Microfludics is the study of, and creation of, devices in which the characteristic length dimensions are on the order of microns. At this length scale, the properties of fluids are quite different from what might be intuitively expected based on our understanding of how, say, a hose works, or how water sloshes in a glass. Notably, the Reynolds number (a dimensionless quantity that crudely measures whether viscous forces or inertial forces are dominant in a fluid) is very low, which means that fluids are not turbulent, and do not mix appreciably.

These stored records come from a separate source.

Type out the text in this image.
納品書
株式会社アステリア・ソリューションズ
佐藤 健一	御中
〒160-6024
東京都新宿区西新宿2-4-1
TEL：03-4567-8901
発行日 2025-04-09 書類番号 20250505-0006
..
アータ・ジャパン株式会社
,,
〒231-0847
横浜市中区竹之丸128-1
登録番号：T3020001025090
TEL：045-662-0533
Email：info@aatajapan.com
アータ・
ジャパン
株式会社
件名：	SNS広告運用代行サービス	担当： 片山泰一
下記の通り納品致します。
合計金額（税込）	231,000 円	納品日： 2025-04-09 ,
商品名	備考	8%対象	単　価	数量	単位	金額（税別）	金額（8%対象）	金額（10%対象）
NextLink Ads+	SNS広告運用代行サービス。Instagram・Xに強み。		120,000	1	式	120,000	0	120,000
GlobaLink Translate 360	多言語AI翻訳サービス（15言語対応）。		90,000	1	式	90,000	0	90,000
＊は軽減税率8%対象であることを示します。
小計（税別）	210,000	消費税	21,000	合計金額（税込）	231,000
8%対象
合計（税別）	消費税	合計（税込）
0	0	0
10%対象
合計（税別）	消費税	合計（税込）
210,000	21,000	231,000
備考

The small dimensions of a microfluidic device have several advantages for applications such as chemical synthesis. Heat control is much easier, because there is less volume to be concerned with. Conditions are much more reproducible for the same reason. Reactions occur more quickly, as the rate limiting step of many reactions is how quickly the reagents can be combined; on the microscale, molecules simply have less distance to travel. Finally, reactions do not have to be altered from bench scale to batch scale - if you want to increase the yield, just add more microreactors.

Automated microfluidic synthesis

Microfluidic reaction optimization is a promising route to automation of a process of optimizing synthetic yield in chemistry. This optimization step is extremely valuable on an industrial scale, but involves tedious tweaking of reaction conditions, and there is no guarantee that the optimization will be valid when scaled up to the large-scale reaction vessels used in industry. Microfluidic reaction optimization on the other hand involves changing reaction conditions on the microscale, which can be done very rapidly. Furthermore, scaling up a microfluidic reaction involves parallelizing the synthesis, meaning that the reaction conditions for one reactor can simply be replicated to thousands.

One of our current research projects involves the development of extremely low-cost miniaturized valves, hundreds of which can be combined in a single device. We're still iterating on the design, but hope to have a paper on it out soon!